Nesse contexto, os investimentos são importantes. Está previsto pouco mais de 210 bilhões de reais, sendo 59 bilhões nos orçamentos fiscal e da seguridade social (leia-se Governo Federal), e 151,3 bilhões no orçamento de investimento das estatais. Estatais, como por exemplo, a Petrobrás, têm importante papel na garantia dos investimentos. Os recursos do Governo Federal estão fortemente atrelados ao Novo Plano de Aceleração do Crescimento-PAC, tendo um passivo de obras inacabadas muito grande, que devem ser priorizadas. O PLOA 2024 prevê a aplicação de 69,7 bilhões de reais sob responsabilidade direta do Governo Federal. Este é o papel do Executivo e não traz grandes novidades.
O que chama a atenção são os recursos que serão disponibilizados para o Legislativo, emendas impositivas que não podem ser negadas ou postergadas. Valor que chega a cerca de 60% do valor disponibilizado para o Executivo, e não passa necessariamente por um planejamento ou estratégia de crescimento nacional ou regional.

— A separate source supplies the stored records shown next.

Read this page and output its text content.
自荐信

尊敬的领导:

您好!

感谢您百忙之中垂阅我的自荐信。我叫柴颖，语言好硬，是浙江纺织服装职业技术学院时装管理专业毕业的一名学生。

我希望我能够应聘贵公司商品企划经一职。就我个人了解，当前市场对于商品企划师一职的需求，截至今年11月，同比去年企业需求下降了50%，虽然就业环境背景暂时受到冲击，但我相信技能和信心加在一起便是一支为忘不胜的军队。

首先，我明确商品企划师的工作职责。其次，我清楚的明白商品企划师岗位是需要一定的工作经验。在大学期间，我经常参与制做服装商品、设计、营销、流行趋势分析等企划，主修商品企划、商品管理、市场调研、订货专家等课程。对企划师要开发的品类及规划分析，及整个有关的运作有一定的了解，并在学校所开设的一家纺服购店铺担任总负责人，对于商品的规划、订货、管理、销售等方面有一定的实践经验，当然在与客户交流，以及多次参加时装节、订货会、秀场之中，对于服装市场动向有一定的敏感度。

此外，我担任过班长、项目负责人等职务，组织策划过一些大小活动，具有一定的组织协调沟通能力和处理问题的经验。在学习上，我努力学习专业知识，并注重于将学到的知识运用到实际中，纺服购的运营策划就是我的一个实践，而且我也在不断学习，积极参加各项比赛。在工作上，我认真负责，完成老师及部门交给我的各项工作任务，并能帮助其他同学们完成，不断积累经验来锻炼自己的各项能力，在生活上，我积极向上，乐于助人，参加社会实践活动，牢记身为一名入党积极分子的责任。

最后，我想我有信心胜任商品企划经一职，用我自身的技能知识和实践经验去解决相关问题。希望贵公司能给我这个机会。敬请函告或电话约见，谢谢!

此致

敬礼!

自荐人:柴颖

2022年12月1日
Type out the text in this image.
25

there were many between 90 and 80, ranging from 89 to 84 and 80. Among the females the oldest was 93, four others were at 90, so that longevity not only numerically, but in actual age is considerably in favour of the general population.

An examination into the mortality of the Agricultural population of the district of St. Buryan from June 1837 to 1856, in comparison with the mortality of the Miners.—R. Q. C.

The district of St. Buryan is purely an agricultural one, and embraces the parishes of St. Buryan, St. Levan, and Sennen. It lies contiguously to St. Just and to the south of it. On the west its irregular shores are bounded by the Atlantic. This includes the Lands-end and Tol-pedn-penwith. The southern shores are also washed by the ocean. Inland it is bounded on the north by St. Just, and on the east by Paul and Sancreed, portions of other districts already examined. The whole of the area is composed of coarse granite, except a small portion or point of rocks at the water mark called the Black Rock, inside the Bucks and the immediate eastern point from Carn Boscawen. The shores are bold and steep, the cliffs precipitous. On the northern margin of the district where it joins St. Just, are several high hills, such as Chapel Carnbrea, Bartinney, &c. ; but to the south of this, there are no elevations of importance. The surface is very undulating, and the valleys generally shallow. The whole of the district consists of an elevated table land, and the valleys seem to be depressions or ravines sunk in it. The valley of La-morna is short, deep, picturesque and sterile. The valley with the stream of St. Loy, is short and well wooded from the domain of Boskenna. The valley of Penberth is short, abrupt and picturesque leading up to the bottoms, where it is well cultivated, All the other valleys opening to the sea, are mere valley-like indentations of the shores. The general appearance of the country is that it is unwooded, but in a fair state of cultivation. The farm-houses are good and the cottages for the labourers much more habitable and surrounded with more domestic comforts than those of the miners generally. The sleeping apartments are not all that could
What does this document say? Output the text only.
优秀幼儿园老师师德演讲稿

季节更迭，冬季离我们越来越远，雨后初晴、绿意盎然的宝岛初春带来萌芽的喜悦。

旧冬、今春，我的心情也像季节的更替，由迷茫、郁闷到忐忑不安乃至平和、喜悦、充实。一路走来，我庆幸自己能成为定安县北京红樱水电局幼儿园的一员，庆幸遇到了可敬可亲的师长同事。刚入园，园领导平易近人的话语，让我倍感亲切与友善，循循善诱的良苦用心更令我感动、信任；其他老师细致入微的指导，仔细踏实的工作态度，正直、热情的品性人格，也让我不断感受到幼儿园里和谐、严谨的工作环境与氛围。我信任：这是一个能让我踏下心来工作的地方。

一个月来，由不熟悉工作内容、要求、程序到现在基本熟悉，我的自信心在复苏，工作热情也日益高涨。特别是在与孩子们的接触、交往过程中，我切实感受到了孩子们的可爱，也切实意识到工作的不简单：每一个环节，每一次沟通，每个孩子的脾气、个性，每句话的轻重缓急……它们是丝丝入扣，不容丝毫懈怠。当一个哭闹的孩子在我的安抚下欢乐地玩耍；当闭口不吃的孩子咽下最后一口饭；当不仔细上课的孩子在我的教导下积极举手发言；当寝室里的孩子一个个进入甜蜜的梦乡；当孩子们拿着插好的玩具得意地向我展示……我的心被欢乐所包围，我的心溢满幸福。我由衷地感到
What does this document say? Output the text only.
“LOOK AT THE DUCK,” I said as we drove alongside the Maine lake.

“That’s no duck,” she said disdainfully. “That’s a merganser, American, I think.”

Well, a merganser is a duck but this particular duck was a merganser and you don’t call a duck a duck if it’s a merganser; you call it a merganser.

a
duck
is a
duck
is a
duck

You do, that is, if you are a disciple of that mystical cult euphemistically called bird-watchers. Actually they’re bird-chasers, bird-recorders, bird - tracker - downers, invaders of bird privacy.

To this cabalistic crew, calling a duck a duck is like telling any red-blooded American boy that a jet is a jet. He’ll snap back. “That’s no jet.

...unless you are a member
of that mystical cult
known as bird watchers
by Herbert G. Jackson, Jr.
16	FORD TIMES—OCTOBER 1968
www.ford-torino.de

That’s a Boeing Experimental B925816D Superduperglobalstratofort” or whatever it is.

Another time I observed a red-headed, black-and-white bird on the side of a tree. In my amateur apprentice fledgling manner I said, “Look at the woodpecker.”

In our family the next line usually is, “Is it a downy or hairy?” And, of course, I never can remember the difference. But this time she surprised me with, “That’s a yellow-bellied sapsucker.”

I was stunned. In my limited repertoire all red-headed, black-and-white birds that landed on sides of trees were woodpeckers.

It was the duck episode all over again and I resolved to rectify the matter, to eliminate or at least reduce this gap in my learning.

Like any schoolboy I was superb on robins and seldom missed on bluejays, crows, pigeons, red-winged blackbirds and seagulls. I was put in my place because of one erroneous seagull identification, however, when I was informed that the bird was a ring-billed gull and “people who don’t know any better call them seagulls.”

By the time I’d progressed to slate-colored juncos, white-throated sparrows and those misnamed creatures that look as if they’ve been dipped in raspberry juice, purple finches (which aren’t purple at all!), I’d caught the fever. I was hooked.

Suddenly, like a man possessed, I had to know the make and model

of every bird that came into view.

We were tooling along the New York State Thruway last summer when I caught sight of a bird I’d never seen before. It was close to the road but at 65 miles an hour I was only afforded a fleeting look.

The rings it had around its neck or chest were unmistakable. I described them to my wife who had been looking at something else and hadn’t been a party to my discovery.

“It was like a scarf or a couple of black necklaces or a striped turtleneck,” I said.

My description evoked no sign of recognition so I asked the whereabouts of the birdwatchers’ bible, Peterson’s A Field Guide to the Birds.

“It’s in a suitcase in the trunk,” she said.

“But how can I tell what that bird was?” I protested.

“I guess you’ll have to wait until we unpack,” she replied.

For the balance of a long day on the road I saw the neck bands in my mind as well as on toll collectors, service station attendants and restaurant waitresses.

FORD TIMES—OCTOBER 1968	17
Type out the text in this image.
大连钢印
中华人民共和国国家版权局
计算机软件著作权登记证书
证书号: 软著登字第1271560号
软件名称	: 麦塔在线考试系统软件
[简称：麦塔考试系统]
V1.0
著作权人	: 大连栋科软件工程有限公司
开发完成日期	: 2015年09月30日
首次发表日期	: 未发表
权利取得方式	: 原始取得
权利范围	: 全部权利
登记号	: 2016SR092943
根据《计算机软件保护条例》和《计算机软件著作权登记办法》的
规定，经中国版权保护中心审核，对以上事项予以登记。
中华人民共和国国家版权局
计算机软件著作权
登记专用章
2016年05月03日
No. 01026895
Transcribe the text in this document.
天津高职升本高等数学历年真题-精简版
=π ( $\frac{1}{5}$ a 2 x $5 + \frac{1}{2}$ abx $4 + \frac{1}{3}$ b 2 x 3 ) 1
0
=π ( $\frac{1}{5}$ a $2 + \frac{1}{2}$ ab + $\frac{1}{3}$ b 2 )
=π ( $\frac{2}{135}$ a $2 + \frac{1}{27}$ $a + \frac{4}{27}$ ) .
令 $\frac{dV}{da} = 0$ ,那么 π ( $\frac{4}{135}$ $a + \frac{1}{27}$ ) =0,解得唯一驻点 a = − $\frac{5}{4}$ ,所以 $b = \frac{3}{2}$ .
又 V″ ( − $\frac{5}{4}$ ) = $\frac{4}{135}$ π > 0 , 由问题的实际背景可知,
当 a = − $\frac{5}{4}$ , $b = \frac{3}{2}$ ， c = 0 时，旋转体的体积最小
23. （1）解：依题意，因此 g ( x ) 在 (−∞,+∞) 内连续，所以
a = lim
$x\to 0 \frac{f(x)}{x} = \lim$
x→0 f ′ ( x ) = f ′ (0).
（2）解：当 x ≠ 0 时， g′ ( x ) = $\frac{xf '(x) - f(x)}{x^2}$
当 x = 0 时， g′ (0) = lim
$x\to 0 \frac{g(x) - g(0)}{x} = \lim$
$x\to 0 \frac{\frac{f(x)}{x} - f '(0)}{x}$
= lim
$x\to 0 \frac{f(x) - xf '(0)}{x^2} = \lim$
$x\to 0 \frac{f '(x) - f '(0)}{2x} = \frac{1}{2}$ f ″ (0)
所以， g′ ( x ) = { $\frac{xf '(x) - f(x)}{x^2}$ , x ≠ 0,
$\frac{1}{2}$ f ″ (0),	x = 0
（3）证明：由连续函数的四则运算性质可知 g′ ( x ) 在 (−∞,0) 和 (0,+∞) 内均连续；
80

Dispersão de recursos que podem ser viesados por interesses político-eleitorais.
Segundo a Agência Senado, “o projeto de lei enviado pelo governo ao Congresso Nacional nesta quinta-feira (31 de agosto) com a proposta de Orçamento para o ano de 2024 prevê R$ 37,6 bilhões para emendas parlamentares.” Emendas parlamentares individuais ou de bancada, de execução obrigatória, um aumento de 14% em relação a 2023.
“Emendas parlamentares são recursos do Orçamento que deputados e senadores podem determinar onde serão aplicados. Geralmente, a verba é repassada para obras e projetos nos Estados de origem dos parlamentares”. Leia-se para seus redutos eleitorais, as chamadas bases parlamentares.
Ainda deverão ser acrescidas as chamadas Emendas de Comissão, mais um mecanismo de empoderamento dos parlamentares que não estava contemplado na proposta enviada. As emendas individuais passaram de R$ 21 bilhões para R$ 25 bilhões, e as de bancada, de R$ 7,7 bilhões para R$ 12,6 bilhões.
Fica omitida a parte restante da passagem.